A denture is a removable dental appliance and a replacement for missing teeth and surrounding tissue. They are made to closely resemble your natural teeth and may even enhance your smile.
There are two types of dentures – partial and complete dentures.
- A partial denture not only fills in the spaces created by missing teeth, it prevents other teeth from shifting. It is often constructed of acrylic or a combination of acrylic and metal and it is a cost-effective alternative to a fixed bridge.
- Complete dentures are used when all of the teeth are missing, while partial dentures are used when some natural teeth remain. A complete denture can be either “conventional” or “immediate.”
Conventional dentures are made after the teeth have been removed and the gum tissue has healed (usually takes 4 to 6 weeks). During this time, some patients may choose to go without teeth.
Immediate dentures are made in advance and immediately placed after the teeth are removed, which provides an option for those patients that don’t want to go without teeth during the healing process. Once the tissues shrink and heal, adjustments will have to be made.
Dentures are very durable appliances and will last many years but may have to be remade, repaired, or readjusted due to normal wear and tear.
Reasons for dentures:
Complete Denture – Loss of all teeth in an upper or lower arch.
Partial Denture – Loss of several teeth in an upper or lower arch.
Enhancing smile and facial tissues.
Improving chewing, speech, and digestion.
What does getting dentures involve?
The process of getting dentures requires several appointments, usually over a period of several weeks. Highly accurate impressions (moulds) and measurements are taken and used to create your custom denture. Several “try-in” appointments may be necessary to ensure proper shape, colour, and fit.

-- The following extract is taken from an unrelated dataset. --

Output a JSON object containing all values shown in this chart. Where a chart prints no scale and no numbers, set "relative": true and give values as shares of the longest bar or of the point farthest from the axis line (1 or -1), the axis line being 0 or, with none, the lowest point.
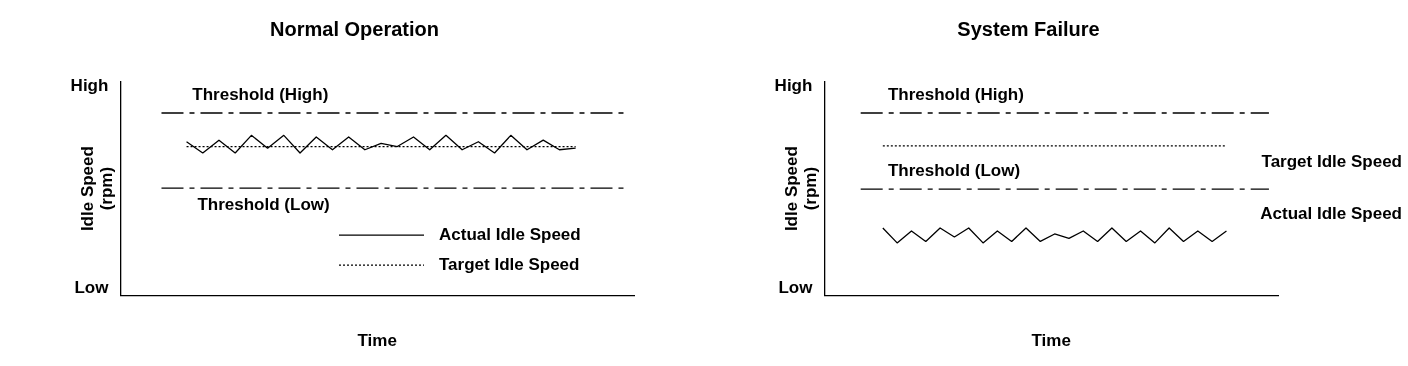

At the final appointment, your dentist will precisely adjust and place the completed denture, ensuring a natural and comfortable fit.
It is normal to experience increased saliva flow, some soreness, and possible speech and chewing difficulty initially, however this will subside as your muscles and tissues get used to the new dentures.
You will be given care instructions for your new dentures. Proper cleaning of your new dental appliance, good oral hygiene, and regular dental visits will aid in the life of your new dentures.